In these interviews, they quantified which symptoms are more common and their impact. For example, a caregiver of an adult patient with DRPLA described personality changes:

He was very patient. Well he’s no longer patient, he gets riled up extremely quickly, he gets really angry with the children. It’s very, very difficult, because it’s like somebody changed my husband for a completely different one.” (ID 3.02, Caregiver)

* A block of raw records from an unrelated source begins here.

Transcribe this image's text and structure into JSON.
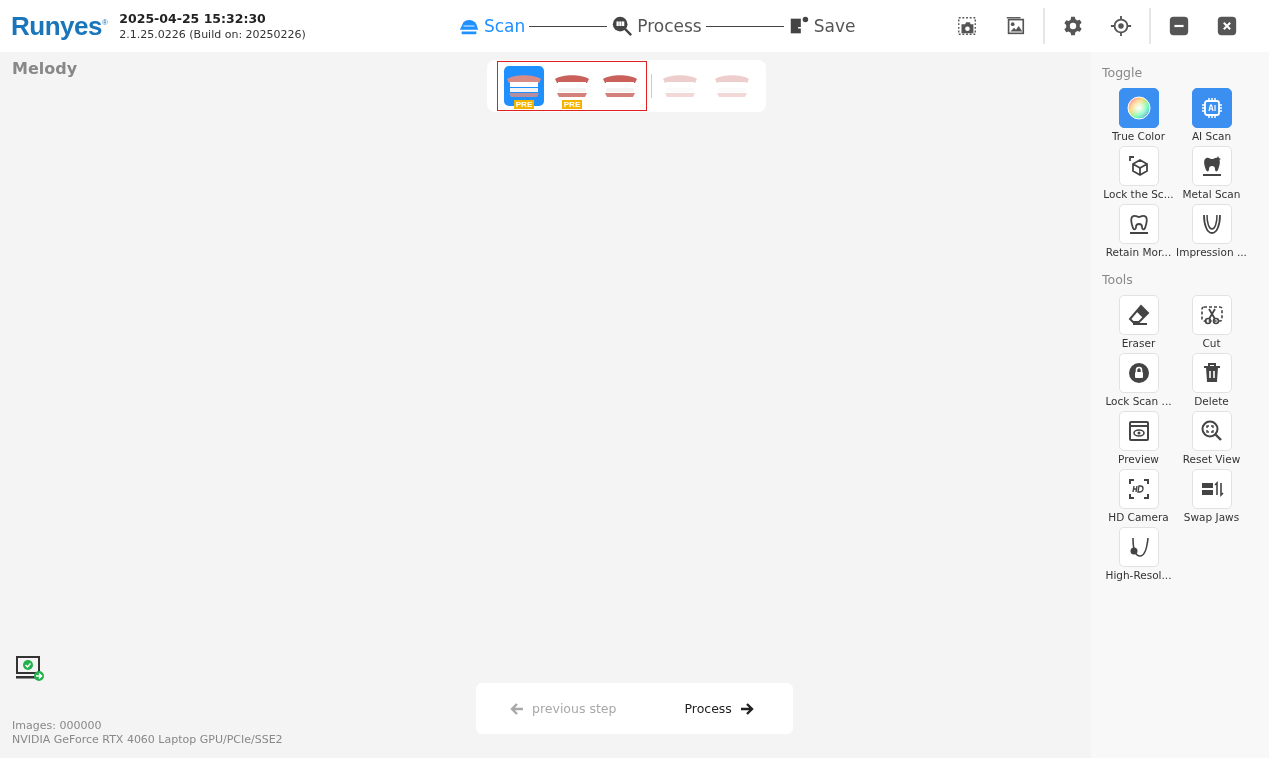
{
  "header": {
    "logo": "Runyes$^{®}$",
    "datetime": "2025-04-25 15:32:30",
    "version": "2.1.25.0226 (Build on: 20250226)"
  },
  "steps": [
    {
      "label": "Scan",
      "selected": true
    },
    {
      "label": "Process",
      "selected": false
    },
    {
      "label": "Save",
      "selected": false
    }
  ],
  "patient": {
    "name": "Melody"
  },
  "jaw_selector": [
    {
      "selected": true,
      "disabled": false,
      "badge": "PRE"
    },
    {
      "selected": false,
      "disabled": false,
      "badge": "PRE"
    },
    {
      "selected": false,
      "disabled": false
    },
    {
      "selected": false,
      "disabled": true
    },
    {
      "selected": false,
      "disabled": true
    }
  ],
  "sidebar": {
    "sections": [
      {
        "title": "Toggle",
        "items": [
          {
            "label": "True Color",
            "on": true
          },
          {
            "label": "AI Scan",
            "on": true
          },
          {
            "label": "Lock the Sc...",
            "on": false
          },
          {
            "label": "Metal Scan",
            "on": false
          },
          {
            "label": "Retain Mor...",
            "on": false
          },
          {
            "label": "Impression ...",
            "on": false
          }
        ]
      },
      {
        "title": "Tools",
        "items": [
          {
            "label": "Eraser"
          },
          {
            "label": "Cut"
          },
          {
            "label": "Lock Scan ..."
          },
          {
            "label": "Delete"
          },
          {
            "label": "Preview"
          },
          {
            "label": "Reset View"
          },
          {
            "label": "HD Camera"
          },
          {
            "label": "Swap Jaws"
          },
          {
            "label": "High-Resol..."
          }
        ]
      }
    ]
  },
  "status": {
    "images": "Images: 000000",
    "gpu": "NVIDIA GeForce RTX 4060 Laptop GPU/PCIe/SSE2"
  },
  "navigation": {
    "previous": {
      "label": "previous step",
      "disabled": true
    },
    "next": {
      "label": "Process",
      "disabled": false
    }
  }
}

A caregiver of a juvenile-onset patient provided this description about worsening ability of patients to use their hands:

“When he was young, 5, 6 years old, he was doing better than he is now. He was able to write his name, he was able to hold a pencil, write a sentence, you know, do those kinds of things. Since that time, within the last year or so, he has definitely deteriorated with his fine motor skills. He is no longer able to write very well at all. He gets frustrated pretty quickly with it, because it takes so much effort just to write, you know, his name. And so, to write a sentence or anything, he just, he can’t do it. And his writing isn’t very legible anymore.” (ID 5.01, Caregiver)

An important part when designing clinical trials is to incorporate the views of people with DRPLA and their caregivers. They are the most knowledgeable about the condition and they have priorities as to what they would prefer the treatment to improve the most. These interviews also captured what patients and caregivers would most like to see improved with treatment. For example, a person with DRPLA described that they would like their ataxia to improve:

“I’m going to say if it can pull the ataxia, for me, that’d be the major thing. That keeps me from being normal. I feel that really keeps me from being normal.” (ID 6.01, Patient)

Independence was reported by caregivers of children and young adults with DRPLA:

“Independent living, like being able to care for yourself . . . it’s huge, because, you know, if you can’t care for yourself, then you are a burden on somebody else, which takes, you know, quality of life for two people.” (ID 1.02, Caregiver)

All adults interviewed and 93% of caregivers reported that the patient would participate in a clinical trial for DRPLA treatment if the opportunity was given. However, traveling to a distant clinical site could be a barrier to clinical trial participation.

“Traveling with [ID 03.01] is difficult, and also it’s difficult for him to travel. It makes his epilepsy worse, and it tires him out . . . so, not having to travel too far would be a definite bonus. But, I mean, otherwise we would do anything.” (ID 3.01, Caregiver)

The findings from these interviews can be incorporated into the design of future clinical trials, ensuring they address the most impactful and prioritized symptoms for patients and caregivers. You can read the full article here, with all the findings from these interviews.

We extend our gratitude to all the patients and their caregivers who participated in these interviews. Your valuable contributions have provided crucial insights that will shape the future of DRPLA research and treatment. Thank you for sharing your experiences and perspectives with us.